Lehigh Valley Business Journal (August 2014)

Lehigh Valley Business

August 04. 2014 11:34AM

Bethlehem’s TechVentures invests $60,000 in two startup companies

By Jennifer Glose
Two early stage companies in the Lehigh Valley were approved for a total of $60,000 in funding from

Ben Franklin Technology Partners of Northeastern Pennsylvania.

Colymer Industries, a developer of a patented roofing asphalt, and SeKur Technology Inc., which is developing a high-level encryption technology, have been granted loans from Ben Franklin Technology Partners to help in the launch of their products.

Ben Franklin Technology Partners, funded by the state’s Department of Community and Economic Development, has a goal to help generate and retain jobs in 21 counties of northeastern Pennsylvania. BFTP writes a grant each year for funding that can be used for investing in developing and growing early stage, technology oriented companies.

Colymer, which is in Ben Franklin TechVentures, a startup incubator hub on Lehigh University’s Mountaintop campus, has been granted $50,000, and SeKur Technology of East Allentown has been awarded $10,000.

Colymer Industries will use the loan to implement a marketing and sales strategy to commercialize Tarzanite, the company’s nonasphalt roofing and waterproofing material.
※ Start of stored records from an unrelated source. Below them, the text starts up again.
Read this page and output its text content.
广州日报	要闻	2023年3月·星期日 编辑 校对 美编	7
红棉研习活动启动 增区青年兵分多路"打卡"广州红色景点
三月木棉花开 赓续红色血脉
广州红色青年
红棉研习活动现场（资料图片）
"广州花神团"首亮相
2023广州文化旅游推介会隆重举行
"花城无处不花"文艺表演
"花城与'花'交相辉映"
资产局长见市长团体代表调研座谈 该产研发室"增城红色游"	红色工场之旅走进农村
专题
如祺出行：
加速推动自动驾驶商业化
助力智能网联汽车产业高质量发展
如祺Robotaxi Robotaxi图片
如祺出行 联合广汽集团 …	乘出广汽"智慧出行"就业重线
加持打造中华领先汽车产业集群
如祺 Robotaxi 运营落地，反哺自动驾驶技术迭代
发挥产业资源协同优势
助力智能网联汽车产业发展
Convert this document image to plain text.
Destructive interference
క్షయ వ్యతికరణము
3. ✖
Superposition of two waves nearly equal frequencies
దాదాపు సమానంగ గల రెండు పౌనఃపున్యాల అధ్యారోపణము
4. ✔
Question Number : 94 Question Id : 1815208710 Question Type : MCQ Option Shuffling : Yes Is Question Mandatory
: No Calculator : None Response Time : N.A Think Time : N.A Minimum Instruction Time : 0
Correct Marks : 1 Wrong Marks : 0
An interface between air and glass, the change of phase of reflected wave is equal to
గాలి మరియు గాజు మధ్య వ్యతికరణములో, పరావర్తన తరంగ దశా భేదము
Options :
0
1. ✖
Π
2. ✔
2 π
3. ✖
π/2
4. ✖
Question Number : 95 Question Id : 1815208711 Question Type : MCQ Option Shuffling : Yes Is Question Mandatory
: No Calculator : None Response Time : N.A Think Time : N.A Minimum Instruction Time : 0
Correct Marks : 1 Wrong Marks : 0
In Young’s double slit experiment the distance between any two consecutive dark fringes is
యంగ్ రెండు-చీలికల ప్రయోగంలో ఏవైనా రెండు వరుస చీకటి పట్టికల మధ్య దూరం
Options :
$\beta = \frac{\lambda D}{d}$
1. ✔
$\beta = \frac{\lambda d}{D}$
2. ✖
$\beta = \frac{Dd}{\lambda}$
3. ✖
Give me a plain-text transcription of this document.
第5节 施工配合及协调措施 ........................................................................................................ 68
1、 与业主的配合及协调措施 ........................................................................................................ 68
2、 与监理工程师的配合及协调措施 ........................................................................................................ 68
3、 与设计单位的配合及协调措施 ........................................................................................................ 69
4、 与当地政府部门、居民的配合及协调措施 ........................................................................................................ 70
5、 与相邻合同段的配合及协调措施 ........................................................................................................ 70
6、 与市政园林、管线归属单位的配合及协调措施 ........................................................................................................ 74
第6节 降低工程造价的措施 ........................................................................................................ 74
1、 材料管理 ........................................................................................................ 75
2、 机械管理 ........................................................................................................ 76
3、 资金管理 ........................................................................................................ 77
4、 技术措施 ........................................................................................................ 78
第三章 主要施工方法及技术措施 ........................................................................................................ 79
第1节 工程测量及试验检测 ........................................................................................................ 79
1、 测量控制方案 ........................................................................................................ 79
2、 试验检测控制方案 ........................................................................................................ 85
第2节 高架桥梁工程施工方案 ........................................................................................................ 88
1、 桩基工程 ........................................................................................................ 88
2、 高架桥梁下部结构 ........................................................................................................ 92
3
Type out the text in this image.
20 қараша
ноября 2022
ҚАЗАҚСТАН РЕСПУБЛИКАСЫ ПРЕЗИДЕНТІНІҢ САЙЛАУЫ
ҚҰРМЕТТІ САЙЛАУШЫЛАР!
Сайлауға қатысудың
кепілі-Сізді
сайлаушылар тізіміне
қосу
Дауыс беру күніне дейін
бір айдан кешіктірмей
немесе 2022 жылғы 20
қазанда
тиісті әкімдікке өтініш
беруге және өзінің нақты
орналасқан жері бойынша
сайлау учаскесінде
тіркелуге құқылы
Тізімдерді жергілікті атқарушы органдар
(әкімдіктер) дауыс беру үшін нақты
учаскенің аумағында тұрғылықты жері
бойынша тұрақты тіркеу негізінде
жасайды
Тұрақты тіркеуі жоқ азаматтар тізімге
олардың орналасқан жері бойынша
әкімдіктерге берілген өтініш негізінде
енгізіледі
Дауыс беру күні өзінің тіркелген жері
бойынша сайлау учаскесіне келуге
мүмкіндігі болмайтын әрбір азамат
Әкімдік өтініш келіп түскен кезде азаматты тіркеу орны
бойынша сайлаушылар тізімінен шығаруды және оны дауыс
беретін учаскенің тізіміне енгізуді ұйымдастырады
An improved coal tar formulation, Tarzanite is not water-soluble and is environmentally beneficial, and is expected to outlast traditional asphalt-based materials.

“We are ecstatic,” Paul Boddy, Colymer’s co-founder and senior vice president of sales and marketing, said this morning. “It’s [the funding] giving us a launch pad to execute our plans.”

William Brown, who has a background as an administrative networking engineer, started developing the concept for SeKurXfr about five years ago, an encryption technology that derived from his many years as a music producer, seeing how downloaded music was easily and frequently being stolen.

“The product [SekurXfr] allows you to encrypt a file and encode it so it can be tracked,” SeKur’s founder and CEO, Brown said this morning. “Even if someone pulls it offline or downloads it.”

With three employees at SeKur Technology in East Allentown, Brown said his company will use the funds to help build its marketing plan and to help in finding more revenue to launch the product by early 2015.

“It’s very exciting,” Brown said. “The process of building something, funding it, then having people see it and believe it.”